I wonder, Bill, if it ain't a goddam nuisance to even hold onto this thing.  You have been the biggest pain in my ass since I got you elected.  Did I not build this town?  Did I not make you Sheriff?  

I wonder if that wasn't Barry Hogan who got my elected with his wagons and his liquor.  

I's got his Quark too, Bill. She was nearly out of her seat.  Everyone was on edge. The gubernatorial election was approaching and the Klan was pressing in on the rural precincts. She shook her head and sighed again.  

Let's go for a walk together, Bill. It will do us both good.  

She stepped out from behind the veil with her cane, a gnarled old women who was surprisingly locomotive on her feet once she got started. When Bill thought to offer his hand to help her down the platform, she snapped at him.

Git your goddam hands away from me.  They've got greed all over them.  I don't want to lose my coins.  

Outside in the broad noonday sun, Papa Laduc removed a parasol and walked with Maw Possum down the boardwalk offering shade to his wife. Bill Marmaduke walked beside Maw Possum. He kept his hat off out of respect for the Witch.  She approved of this smugly.  
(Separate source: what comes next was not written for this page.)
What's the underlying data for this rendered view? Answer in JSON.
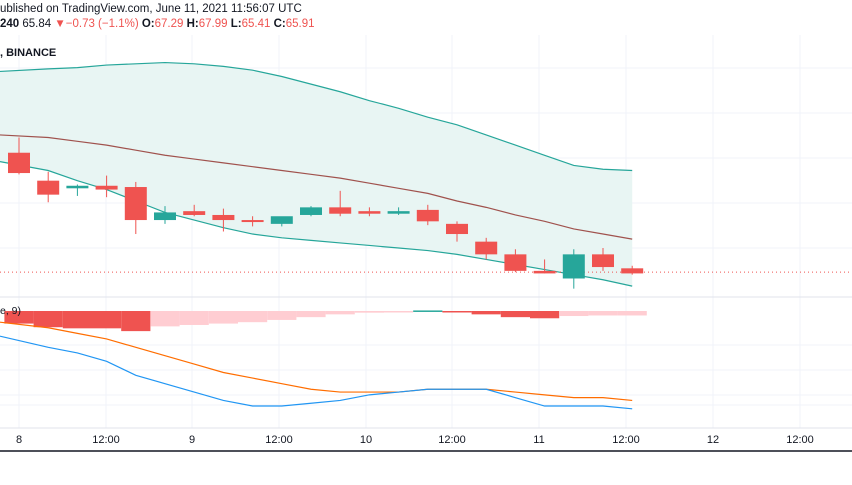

Folks tipped their hats and curtsied to these respected matron and patron of Strangetown.  All eyes were on them.  Maw Possum walked with a limping and rhythmic gait, first throwing her cane and dragging herself forward behind it with a surprisingly rapid and light motion. She gave an airy grunt with each step she took, though she never gave the impression of exertion or exhaustion.  She was like some dark old gnome who had strolled down from the mountains for a brisk hike among the realm of men.  
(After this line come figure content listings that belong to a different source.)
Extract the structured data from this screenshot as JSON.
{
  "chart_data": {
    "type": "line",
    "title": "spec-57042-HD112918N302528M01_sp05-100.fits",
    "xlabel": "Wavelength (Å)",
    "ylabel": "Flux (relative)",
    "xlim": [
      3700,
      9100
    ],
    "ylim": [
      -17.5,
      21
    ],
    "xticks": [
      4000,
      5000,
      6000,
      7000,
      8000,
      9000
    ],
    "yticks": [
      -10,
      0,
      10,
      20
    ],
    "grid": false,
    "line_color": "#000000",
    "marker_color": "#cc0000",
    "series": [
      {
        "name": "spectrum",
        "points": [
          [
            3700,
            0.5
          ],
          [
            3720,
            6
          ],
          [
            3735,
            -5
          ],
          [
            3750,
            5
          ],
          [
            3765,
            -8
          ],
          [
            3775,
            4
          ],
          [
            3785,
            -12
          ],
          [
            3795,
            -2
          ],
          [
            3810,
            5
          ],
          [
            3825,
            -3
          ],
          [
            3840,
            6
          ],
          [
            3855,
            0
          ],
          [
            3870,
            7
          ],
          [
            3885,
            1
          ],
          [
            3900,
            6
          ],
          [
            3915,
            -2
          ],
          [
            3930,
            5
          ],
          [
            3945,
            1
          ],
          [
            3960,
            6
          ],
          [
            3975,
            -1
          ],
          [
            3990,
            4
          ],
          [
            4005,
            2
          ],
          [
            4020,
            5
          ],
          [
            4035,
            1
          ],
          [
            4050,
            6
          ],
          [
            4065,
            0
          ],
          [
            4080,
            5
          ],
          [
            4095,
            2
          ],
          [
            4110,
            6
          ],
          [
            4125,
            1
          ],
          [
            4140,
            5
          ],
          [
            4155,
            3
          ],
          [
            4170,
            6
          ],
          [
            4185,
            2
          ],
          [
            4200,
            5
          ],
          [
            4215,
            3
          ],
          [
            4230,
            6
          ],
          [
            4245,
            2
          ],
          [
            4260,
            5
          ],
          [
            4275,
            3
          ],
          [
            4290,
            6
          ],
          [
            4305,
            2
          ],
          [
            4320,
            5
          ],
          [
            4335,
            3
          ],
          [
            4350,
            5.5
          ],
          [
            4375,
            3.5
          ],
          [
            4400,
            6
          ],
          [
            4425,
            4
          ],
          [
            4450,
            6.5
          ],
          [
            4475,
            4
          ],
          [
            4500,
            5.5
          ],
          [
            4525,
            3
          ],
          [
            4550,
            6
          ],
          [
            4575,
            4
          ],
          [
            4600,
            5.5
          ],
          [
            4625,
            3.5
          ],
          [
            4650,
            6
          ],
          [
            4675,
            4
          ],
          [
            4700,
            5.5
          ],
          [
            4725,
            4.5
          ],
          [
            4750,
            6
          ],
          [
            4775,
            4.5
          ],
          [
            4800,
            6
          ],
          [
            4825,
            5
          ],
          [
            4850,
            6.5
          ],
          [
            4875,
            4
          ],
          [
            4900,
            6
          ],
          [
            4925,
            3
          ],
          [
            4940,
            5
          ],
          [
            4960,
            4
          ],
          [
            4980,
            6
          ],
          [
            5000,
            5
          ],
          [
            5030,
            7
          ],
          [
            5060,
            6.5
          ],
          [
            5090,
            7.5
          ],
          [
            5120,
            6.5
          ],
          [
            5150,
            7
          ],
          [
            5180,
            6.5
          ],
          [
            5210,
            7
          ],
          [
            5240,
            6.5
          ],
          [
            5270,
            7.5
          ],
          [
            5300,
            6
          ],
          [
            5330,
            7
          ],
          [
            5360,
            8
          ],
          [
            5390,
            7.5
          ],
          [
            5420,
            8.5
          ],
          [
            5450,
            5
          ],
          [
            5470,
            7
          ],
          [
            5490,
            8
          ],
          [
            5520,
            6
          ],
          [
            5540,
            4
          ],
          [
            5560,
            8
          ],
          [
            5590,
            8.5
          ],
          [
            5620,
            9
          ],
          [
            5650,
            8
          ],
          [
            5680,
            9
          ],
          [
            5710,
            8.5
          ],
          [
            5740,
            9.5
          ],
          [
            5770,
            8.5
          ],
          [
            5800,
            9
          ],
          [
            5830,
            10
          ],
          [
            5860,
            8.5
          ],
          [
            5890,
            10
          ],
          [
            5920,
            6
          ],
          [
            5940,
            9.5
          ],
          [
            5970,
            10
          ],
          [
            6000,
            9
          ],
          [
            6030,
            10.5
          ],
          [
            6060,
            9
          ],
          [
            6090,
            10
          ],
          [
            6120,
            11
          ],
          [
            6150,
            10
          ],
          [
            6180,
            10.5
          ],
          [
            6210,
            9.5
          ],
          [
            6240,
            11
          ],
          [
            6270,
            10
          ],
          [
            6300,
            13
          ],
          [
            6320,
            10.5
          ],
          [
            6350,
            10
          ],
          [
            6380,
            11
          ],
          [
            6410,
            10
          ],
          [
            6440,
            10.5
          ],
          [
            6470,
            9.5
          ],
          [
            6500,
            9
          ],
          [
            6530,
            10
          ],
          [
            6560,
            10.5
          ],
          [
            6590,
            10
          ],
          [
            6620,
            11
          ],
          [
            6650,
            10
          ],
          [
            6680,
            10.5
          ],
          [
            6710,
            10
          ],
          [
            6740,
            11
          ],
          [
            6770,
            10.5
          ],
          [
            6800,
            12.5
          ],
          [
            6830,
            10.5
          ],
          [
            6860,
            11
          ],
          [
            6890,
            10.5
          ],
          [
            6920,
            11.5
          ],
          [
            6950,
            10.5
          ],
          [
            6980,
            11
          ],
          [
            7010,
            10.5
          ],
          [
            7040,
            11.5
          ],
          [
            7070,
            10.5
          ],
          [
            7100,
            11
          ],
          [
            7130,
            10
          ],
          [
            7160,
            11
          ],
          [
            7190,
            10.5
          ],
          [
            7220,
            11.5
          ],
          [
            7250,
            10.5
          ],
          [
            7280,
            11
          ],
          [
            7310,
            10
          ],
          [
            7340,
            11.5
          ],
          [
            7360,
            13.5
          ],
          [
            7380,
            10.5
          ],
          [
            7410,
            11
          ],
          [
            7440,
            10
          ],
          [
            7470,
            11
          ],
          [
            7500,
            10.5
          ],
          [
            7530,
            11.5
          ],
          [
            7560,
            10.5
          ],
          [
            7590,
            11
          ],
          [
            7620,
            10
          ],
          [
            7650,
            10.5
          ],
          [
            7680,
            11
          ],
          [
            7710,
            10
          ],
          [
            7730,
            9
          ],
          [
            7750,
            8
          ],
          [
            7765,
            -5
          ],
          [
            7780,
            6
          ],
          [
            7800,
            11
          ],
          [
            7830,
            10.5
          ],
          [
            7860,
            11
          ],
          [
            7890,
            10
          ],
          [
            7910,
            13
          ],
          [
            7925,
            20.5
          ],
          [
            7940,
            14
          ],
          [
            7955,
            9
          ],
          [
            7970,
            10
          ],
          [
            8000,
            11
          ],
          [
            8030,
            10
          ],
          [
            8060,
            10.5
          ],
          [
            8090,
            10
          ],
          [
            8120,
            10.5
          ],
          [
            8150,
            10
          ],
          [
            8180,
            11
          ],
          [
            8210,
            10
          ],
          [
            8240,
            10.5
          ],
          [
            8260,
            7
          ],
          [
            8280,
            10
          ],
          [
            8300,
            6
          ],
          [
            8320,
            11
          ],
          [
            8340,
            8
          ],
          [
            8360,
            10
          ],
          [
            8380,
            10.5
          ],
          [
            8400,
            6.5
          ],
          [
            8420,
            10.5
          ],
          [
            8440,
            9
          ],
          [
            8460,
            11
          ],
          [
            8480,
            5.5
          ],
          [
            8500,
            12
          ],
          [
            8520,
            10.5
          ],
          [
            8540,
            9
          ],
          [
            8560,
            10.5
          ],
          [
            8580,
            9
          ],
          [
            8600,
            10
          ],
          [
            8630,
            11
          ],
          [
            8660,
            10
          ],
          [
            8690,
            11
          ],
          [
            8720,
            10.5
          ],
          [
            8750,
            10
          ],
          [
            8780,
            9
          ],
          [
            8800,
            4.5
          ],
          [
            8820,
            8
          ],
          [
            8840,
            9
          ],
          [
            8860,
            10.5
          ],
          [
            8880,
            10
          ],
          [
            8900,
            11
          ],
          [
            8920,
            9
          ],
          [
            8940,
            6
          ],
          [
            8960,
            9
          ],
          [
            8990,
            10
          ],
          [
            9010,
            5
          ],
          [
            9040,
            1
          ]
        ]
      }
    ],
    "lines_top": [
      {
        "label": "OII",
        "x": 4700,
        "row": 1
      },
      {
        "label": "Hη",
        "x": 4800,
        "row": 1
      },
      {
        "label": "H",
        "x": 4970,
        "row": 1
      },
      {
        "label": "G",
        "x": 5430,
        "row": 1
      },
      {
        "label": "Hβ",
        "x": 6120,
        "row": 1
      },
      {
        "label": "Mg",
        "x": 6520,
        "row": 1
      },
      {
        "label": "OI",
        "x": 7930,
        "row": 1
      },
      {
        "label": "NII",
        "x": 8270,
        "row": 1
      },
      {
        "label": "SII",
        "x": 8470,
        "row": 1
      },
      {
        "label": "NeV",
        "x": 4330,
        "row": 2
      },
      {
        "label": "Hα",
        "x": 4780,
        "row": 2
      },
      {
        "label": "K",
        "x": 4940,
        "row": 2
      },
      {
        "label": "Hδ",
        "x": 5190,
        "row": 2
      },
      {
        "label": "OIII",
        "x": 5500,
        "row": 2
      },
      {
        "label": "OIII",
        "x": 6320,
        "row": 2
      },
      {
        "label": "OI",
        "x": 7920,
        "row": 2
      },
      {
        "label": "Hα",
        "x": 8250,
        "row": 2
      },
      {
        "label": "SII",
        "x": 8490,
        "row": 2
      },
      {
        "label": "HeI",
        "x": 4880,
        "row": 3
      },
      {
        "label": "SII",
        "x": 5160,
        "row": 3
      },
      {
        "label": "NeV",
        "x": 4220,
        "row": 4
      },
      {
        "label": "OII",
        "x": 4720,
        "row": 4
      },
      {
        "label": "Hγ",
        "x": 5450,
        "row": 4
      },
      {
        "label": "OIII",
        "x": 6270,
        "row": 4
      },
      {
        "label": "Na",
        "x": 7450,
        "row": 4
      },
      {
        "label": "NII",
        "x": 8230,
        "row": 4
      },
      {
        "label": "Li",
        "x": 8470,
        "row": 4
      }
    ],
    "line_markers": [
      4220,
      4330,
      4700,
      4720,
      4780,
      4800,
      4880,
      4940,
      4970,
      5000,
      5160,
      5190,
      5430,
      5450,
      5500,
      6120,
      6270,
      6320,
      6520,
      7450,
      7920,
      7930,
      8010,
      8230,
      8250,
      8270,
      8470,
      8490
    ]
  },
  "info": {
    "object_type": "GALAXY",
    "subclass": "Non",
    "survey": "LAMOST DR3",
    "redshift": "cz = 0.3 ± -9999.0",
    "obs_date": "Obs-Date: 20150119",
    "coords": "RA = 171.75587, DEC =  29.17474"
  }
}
Look what I built here, Bill, she said.  Dey's nowhere in the world like it.  Not in da whole South. I come into this place from a home and family I don't even remember.  I come from the East, over the mountains.  I been bought and sold a half dozen times over.  All I've got is dis family.  This is my home.  These are my Darlings.  And you my Darling too, you know.  White and greedy as you ass is. 

She placed her hand on Bill's lower back, her hand glittering with rings and nails as long as bullets.  She continued.

Look. Times are tough. I know. Ask a sister how tough times can be?  You just white.  You ain't never going to know, and I don't hold that again' you. But there are evil plans afoot. I need you to do as you been elected to do, Sheriff. The new world we building together here?  It is in great danger, Bill.  I can guarantee you first cut on Wagon Wheel and Broken Spoke, but I need you to turn your attentions to this danger, or we risk losing it all.

Bill held out a hand. She stopped.  They were just outside the Wagon Wheel where a handful of Germans were playing dominoes on the porch of the saloon.  

What evil, he asked?  What the hell are you talking about?  

I talking about an old evil from over the water dat come to the New World. She squinted an eye and cast it about before shooting it up towards his face.  Then she asked, what do you know about Adelphon Kuklos?